The collection
Armchair with a frame made of a continuous piece of curving tubular steel and the seat and back made from a piece of fabric suspended between two bars.
1932

Armchair

Designed by
Philip Johnson (1906–2005) and Alfred Clauss (1906–1998)
Material
Chromium-plated tubular steel, canvas
Produced by
Unknown, New York, New York
Dimensions
63.5 x 52.5 x 73.7 cm

The Montreal Museum of Fine Arts, the Liliane and David M. Stewart Collection, gift of Victoria Barr from the Estate of Mr. and Mrs. Alfred H. Barr, Jr.,* D88.143.1

This armchair was innovative in its cantilevered form, supported only at one end and making the sitter appear to float in mid-air. Tubular-steel furniture was developed by architects in Europe in the 1920s, then adapted or copied by North American designers.
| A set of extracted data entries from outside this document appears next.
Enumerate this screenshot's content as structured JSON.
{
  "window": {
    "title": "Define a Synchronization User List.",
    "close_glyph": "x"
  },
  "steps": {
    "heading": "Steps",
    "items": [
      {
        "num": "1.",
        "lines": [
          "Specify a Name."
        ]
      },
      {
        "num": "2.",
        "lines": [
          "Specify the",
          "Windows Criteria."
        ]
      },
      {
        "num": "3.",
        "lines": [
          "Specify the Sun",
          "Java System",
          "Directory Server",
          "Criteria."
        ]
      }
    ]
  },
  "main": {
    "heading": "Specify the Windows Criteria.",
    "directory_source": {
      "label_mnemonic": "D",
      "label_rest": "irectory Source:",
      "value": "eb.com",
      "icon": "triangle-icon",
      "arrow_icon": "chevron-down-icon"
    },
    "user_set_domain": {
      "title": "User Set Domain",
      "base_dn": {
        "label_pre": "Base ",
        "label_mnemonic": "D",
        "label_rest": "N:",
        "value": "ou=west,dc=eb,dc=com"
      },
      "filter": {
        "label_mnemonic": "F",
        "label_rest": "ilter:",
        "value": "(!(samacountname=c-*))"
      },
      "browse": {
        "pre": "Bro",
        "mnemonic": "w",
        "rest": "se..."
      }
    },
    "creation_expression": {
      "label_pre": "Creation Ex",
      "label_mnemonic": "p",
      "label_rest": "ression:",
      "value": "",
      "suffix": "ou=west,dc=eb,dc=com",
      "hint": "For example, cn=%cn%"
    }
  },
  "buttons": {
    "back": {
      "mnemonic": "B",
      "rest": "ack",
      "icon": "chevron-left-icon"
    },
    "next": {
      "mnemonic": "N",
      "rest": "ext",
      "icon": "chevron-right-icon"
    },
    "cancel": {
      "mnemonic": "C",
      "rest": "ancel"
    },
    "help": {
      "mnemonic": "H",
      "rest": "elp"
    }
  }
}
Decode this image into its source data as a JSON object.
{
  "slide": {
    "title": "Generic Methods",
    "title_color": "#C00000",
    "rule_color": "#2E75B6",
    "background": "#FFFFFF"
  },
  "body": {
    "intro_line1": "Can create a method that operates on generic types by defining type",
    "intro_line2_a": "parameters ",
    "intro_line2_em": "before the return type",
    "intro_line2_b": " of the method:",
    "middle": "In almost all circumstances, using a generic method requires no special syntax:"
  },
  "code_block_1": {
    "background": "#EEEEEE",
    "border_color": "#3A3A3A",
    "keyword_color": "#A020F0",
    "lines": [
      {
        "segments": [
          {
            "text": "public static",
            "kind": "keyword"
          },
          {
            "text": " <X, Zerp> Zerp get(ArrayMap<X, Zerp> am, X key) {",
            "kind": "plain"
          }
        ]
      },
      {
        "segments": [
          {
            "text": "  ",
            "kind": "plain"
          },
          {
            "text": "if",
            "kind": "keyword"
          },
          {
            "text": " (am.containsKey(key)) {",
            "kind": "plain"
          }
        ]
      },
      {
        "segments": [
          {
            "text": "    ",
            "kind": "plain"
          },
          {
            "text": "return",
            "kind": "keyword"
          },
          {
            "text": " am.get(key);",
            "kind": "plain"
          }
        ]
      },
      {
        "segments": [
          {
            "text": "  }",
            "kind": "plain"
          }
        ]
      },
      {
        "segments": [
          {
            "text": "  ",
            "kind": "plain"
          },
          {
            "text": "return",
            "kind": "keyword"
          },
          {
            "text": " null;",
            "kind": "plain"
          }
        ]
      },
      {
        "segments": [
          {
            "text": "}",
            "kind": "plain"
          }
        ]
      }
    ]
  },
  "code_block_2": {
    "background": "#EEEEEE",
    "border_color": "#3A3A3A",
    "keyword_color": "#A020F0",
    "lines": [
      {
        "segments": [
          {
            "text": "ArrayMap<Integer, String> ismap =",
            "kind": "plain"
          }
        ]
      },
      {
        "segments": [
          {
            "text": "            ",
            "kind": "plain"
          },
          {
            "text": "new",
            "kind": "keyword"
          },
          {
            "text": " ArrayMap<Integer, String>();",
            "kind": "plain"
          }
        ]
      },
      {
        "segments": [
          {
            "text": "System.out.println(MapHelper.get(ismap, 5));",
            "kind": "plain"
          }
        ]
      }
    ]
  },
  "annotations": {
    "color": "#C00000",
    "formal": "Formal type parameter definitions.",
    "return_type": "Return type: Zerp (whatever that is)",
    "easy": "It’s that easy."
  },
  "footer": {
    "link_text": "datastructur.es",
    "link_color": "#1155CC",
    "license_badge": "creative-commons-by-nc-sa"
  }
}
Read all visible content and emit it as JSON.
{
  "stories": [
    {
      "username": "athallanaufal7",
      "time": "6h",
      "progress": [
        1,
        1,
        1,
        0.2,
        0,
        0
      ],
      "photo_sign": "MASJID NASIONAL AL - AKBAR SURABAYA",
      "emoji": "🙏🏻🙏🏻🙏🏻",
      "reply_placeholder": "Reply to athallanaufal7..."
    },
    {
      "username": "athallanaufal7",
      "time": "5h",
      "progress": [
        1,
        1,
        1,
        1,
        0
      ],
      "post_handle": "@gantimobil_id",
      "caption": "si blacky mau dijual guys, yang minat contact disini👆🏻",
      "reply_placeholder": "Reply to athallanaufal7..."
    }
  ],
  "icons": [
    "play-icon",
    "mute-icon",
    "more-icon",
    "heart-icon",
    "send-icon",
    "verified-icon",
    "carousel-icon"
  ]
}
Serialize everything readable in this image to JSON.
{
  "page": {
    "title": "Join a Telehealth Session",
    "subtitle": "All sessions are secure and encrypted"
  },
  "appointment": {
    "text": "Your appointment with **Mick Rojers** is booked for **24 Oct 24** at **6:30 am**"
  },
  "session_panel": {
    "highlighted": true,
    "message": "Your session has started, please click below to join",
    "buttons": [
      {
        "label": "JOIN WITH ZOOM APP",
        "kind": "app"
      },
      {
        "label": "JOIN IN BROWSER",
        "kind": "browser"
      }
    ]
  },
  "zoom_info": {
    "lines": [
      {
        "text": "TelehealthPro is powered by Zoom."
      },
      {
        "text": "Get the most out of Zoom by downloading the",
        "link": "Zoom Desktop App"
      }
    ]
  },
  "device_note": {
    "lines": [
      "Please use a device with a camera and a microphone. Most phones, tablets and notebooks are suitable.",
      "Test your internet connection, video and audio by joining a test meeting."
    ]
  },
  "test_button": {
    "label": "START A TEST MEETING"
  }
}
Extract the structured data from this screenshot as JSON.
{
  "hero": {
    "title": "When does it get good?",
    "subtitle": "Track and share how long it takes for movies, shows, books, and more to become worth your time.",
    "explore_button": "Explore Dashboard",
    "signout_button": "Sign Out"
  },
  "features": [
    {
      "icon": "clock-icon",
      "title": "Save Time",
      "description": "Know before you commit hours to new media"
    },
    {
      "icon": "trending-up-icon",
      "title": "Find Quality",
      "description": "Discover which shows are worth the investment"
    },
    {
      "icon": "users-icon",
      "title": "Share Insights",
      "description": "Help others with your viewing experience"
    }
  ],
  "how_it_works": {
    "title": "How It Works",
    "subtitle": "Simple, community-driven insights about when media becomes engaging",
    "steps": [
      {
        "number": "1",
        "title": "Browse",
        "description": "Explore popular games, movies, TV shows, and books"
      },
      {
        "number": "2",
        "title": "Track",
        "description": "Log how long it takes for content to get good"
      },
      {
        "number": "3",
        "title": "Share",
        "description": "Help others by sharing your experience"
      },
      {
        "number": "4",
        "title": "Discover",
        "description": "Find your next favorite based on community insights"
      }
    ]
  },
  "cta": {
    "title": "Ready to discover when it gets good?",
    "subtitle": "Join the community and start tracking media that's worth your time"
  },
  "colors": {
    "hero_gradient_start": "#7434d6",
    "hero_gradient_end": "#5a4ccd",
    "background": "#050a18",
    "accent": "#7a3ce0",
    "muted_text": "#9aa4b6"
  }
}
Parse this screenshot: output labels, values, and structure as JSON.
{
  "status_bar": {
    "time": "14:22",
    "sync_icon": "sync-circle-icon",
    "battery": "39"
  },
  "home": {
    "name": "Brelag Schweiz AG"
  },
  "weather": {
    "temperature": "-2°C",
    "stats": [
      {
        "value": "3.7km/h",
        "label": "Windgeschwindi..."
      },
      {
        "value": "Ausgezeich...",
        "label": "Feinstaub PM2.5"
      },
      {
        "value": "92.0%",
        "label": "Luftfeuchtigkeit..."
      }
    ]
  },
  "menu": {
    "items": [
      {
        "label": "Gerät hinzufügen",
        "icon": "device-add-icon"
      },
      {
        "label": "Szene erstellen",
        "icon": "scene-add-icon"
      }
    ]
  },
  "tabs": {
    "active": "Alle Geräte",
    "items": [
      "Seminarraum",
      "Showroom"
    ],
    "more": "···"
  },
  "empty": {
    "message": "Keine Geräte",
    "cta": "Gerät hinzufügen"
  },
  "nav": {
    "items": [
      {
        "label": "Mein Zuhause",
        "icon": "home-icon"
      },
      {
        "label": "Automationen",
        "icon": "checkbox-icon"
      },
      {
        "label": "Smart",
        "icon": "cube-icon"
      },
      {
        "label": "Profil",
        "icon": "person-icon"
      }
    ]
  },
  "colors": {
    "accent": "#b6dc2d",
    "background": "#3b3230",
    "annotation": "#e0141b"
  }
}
Johnson and German-émigré Clauss co-designed the armchair, which was inspired by Mies van der Rohe’s 1927 tubular steel MR chair. Like the MR design, this cantilevered chair is a continuous structure of tubular steel, characteristic of the machine aesthetic pursued by the Bauhaus and promoted by MoMA.

The Montreal Museum of Fine Arts, photo: Denis Farley.